Now let’s return to our own universe, which exhibits unidirectional change. In the traditional chronology, the early universe was vastly more uniform than today’s. Observations of the microwave radiation that bathes the universe reveal random fluctuations in temperature and mass density of only about one part in 10,000.
Taking this state as an initial condition, cosmologists can explain remarkably well how the present universe with its incredibly rich structure and huge density contrasts came into being. It is therefore very natural to say the microwave background existed before our present universe and through a causal mechanism gave rise to it. It seems utterly bizarre to say the present universe caused the microwave background. But, in the final analysis, this is a conclusion based on instinct, not hard fact—and instinct has often hindered progress in science.

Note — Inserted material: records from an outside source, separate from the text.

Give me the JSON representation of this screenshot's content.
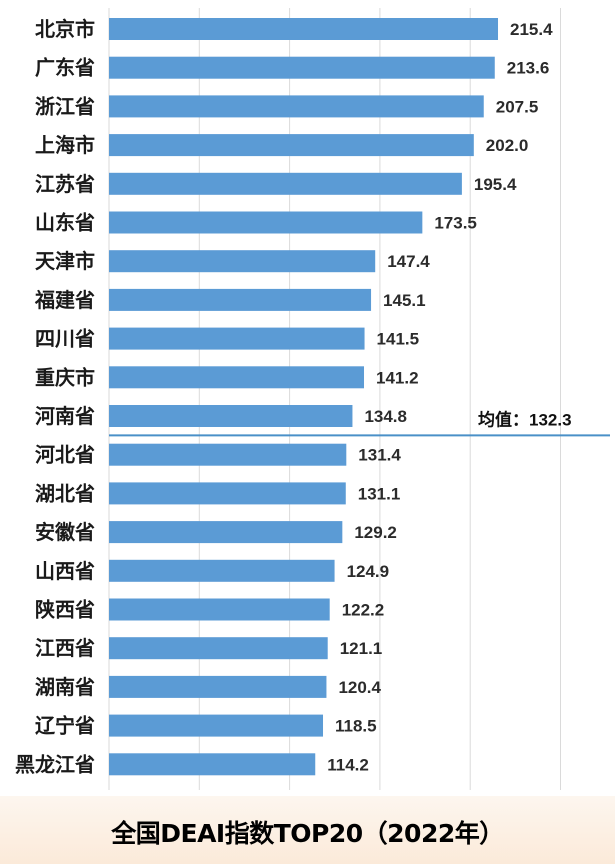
{
  "title": "全国DEAI指数TOP20（2022年）",
  "mean": {
    "label": "均值：",
    "value": "132.3"
  },
  "colors": {
    "bar": "#5b9bd5",
    "mean_line": "#4a90c8",
    "footer_band": "#fbead9"
  },
  "chart_data": {
    "type": "bar",
    "orientation": "horizontal",
    "title": "全国DEAI指数TOP20（2022年）",
    "xlabel": "",
    "ylabel": "",
    "xlim": [
      0,
      250
    ],
    "grid": true,
    "reference_line": {
      "label": "均值：",
      "value": 132.3
    },
    "categories": [
      "北京市",
      "广东省",
      "浙江省",
      "上海市",
      "江苏省",
      "山东省",
      "天津市",
      "福建省",
      "四川省",
      "重庆市",
      "河南省",
      "河北省",
      "湖北省",
      "安徽省",
      "山西省",
      "陕西省",
      "江西省",
      "湖南省",
      "辽宁省",
      "黑龙江省"
    ],
    "values": [
      215.4,
      213.6,
      207.5,
      202.0,
      195.4,
      173.5,
      147.4,
      145.1,
      141.5,
      141.2,
      134.8,
      131.4,
      131.1,
      129.2,
      124.9,
      122.2,
      121.1,
      120.4,
      118.5,
      114.2
    ],
    "value_labels": [
      "215.4",
      "213.6",
      "207.5",
      "202.0",
      "195.4",
      "173.5",
      "147.4",
      "145.1",
      "141.5",
      "141.2",
      "134.8",
      "131.4",
      "131.1",
      "129.2",
      "124.9",
      "122.2",
      "121.1",
      "120.4",
      "118.5",
      "114.2"
    ]
  }
}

This work is just a start. The fact that all this emerges already from the interaction of just three particles is due to the beautiful simplicity of Newton’s law of gravity and certain architectonic structures it possesses. Einstein’s general relativity has them too but is a much richer theory, so we cannot say yet whether in that case law alone will suffice to create an arrow of time without the crutch of a special initial condition. If it does, though, one of the intuitions that most people, including many scientists, find very hard to shed—that time is real and does flow—may well be an illusion.
Julian Barbour is an independent theoretical physicist who has devoted much research into the nature of time. Since 2008, he has been a visiting professor in physics at the University of Oxford.